David Segal et Isabel Kershner, The New York Times, 20/3/2023

 Alain Delaquérière, du service de recherche du NYT, a contribué au reportage.

Traduit par Fausto Giudice, Tlaxcala

Kohelet, le think tank autrefois discret qui a conçu et défend aujourd’hui un remodelage du système judiciaire israélien, est une importation usaméricaine.

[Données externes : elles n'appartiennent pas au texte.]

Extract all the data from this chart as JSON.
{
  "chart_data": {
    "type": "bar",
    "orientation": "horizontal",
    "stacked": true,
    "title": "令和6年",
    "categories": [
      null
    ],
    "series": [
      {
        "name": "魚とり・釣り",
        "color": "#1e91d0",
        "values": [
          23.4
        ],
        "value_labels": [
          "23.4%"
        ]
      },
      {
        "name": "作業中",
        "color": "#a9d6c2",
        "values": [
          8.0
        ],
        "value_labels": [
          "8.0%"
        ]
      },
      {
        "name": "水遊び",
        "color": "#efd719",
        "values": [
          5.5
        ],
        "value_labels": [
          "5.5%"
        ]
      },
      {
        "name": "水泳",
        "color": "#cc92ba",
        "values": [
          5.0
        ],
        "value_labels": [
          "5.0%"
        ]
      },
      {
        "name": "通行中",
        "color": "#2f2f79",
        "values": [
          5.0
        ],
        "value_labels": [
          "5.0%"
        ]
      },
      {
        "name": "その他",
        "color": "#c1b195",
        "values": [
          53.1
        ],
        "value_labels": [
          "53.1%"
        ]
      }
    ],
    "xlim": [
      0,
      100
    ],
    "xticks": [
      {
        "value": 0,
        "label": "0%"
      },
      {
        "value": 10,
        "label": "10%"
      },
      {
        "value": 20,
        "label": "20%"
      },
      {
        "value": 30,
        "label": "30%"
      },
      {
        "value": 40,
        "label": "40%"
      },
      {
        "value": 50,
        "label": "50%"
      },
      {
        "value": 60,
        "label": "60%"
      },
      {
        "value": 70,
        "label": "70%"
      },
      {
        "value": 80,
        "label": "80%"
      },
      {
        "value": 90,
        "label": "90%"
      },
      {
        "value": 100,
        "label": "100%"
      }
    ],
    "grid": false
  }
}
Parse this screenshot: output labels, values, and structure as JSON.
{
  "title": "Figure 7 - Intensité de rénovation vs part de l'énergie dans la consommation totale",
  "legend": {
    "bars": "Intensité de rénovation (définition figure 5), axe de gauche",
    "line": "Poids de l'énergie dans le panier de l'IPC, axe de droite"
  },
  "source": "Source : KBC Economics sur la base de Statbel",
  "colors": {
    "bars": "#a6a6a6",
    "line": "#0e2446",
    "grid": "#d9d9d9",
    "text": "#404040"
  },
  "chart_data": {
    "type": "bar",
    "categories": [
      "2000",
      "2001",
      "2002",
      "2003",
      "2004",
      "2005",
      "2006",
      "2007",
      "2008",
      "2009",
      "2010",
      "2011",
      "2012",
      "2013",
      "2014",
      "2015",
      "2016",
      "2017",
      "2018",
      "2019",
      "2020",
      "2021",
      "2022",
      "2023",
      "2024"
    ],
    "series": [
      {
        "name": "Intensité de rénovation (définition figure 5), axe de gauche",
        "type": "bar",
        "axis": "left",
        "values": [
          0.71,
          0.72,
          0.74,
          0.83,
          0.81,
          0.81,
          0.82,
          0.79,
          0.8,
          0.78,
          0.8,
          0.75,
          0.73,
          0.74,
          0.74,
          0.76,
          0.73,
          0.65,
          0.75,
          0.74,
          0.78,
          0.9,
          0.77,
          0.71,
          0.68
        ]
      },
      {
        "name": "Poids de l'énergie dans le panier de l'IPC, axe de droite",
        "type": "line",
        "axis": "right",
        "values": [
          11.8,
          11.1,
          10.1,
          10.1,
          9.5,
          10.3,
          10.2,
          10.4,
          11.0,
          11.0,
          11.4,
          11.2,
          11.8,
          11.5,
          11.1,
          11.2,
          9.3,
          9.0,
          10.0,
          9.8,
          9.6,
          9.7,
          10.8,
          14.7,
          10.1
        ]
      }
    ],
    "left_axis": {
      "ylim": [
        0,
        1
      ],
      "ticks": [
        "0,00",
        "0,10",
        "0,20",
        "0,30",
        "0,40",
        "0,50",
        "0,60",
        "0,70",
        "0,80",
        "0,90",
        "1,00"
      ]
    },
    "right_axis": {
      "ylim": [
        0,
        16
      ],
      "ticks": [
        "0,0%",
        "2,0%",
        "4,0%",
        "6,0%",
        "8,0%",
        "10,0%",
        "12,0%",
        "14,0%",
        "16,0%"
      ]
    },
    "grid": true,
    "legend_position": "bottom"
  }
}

Des dizaines de milliers d’Israéliens ont protesté contre le projet de refonte judiciaire du gouvernement le 11 mars. Photo : Amir Levy/Getty Images

Dans le cadre d’une récente “journée nationale de résistance”, un groupe de réservistes masqués a convergé vers le bureau de Jérusalem d’un think tank et a bloqué sa porte d’entrée avec des sacs de sable et des bobines de fil de fer barbelé. À l’extérieur, les manifestants ont mené un rassemblement bruyant dans la rue, brandissant des dizaines de pancartes et se partageant un micro pour une série de discours furieux.

« Le Kohelet Policy Forum s’est caché dans l’ombre », a crié un orateur, debout sur une voiture. « Mais nous les avons rattrapés et nous ne les laisserons pas gagner ! »

Pendant des années, Kohelet a discrètement produit des prises de position, essayant d’orienter la politique gouvernementale dans une direction plus libertarienne. Puis, à partir de janvier, il s’est fait connaître comme l’un des principaux architectes de la proposition de refonte judiciaire qui a plongé Israël dans une crise sur l’avenir de sa démocratie.

Si le projet aboutit, ce sera une victoire éclatante non seulement pour le think tank, mais aussi pour les personnes qui en sont à l’origine : deux gars du Queens.

Le premier est Moshe Koppel, un docteur en mathématiques de 66 ans qui a grandi à New York et s’est installé en Israël en 1980. Il a fondé Kohelet en 2012 et a rédigé des lois et produit des documents politiques conservateurs et libertariens avec une liste de chercheurs à temps plein et à temps partiel qui compte aujourd’hui 160 personnes.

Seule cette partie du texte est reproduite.